O Partido dos Trabalhadores (PT) avalia lançar uma campanha nas redes sociais para pressionar o Senado Federal a acelerar a tramitação da proposta que prevê o fim da escala de trabalho 6x1. A iniciativa ganhou força após o presidente do Senado, Davi Alcolumbre (União Brasil-AP), indicar que o texto aprovado pela Câmara dos Deputados não receberá tratamento prioritário na Casa.
Nesta terça-feira (2/6), Alcolumbre afirmou que a proposta deverá seguir o rito legislativo regular. A expectativa de setores governistas era de que a matéria passasse apenas pela Comissão de Constituição e Justiça (CCJ) antes de ser encaminhada ao plenário.
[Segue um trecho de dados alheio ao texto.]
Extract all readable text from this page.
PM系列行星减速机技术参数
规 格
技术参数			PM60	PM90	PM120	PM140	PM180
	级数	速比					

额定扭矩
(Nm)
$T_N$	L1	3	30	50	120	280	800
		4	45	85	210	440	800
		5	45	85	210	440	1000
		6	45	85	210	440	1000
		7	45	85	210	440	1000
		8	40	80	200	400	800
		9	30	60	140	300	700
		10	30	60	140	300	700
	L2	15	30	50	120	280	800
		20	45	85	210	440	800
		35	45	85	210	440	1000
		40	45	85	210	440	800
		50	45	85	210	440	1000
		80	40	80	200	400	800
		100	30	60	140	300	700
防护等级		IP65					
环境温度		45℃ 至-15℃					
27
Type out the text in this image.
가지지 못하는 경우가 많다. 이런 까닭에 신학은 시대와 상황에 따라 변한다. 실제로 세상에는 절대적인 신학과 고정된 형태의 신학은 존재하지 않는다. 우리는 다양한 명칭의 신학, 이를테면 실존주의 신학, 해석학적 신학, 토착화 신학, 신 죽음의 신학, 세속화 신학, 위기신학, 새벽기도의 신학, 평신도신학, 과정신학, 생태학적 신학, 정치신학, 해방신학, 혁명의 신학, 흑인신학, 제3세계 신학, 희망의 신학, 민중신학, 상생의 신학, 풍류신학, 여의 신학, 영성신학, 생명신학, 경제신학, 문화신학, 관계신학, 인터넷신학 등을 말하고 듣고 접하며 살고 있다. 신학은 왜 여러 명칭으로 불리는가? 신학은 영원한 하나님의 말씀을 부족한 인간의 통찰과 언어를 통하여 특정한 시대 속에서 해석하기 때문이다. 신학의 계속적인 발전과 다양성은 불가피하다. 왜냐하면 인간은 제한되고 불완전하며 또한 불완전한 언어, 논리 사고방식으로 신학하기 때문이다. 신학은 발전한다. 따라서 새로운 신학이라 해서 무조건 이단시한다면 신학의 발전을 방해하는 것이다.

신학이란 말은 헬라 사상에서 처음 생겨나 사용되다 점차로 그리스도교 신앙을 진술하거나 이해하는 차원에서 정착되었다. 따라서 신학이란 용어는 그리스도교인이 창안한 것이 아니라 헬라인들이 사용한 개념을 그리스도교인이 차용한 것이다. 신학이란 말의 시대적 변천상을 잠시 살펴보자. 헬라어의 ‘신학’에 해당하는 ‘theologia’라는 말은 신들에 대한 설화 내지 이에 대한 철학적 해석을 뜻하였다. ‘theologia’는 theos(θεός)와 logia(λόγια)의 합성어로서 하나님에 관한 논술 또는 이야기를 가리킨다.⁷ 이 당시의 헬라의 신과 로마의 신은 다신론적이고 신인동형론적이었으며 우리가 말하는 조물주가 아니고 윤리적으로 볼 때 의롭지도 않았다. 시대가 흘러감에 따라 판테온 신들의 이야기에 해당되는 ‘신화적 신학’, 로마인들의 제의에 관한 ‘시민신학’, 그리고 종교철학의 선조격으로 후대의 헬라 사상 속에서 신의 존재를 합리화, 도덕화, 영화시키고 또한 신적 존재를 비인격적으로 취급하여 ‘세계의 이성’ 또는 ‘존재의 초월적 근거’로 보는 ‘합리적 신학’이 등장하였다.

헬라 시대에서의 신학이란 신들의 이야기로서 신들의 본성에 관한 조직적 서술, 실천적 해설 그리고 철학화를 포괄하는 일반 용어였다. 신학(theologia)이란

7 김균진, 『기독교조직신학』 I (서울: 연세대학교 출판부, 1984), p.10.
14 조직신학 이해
O presidente do Senado, porém, abriu espaço para que a proposta seja analisada também por outras comissões, o que pode prolongar sua tramitação.
Diante desse cenário, integrantes do PT passaram a discutir a retomada do discurso de que o “Congresso é inimigo do povo”, estratégia utilizada anteriormente para pressionar a Câmara dos Deputados a pautar e votar a proposta ainda no primeiro semestre. A avaliação de dirigentes petistas é que a mobilização digital poderia ampliar o apoio popular à medida e aumentar o custo político de eventuais atrasos.
O presidente Luiz Inácio Lula da Silva defendia que a proposta fosse promulgada ainda em junho. A intenção do governo era permitir que a redução da jornada semanal de trabalho de 44 para 42 horas entrasse em vigor até setembro, antes do primeiro turno das eleições municipais deste ano.
A relação desgastada entre o líder petista e Alcolumbre também é apontada por aliados do governo como um dos fatores que dificultam o avanço da pauta. Nos últimos meses, o presidente do Senado tem protagonizado embates com o Palácio do Planalto e imposto derrotas ao governo em votações consideradas estratégicas.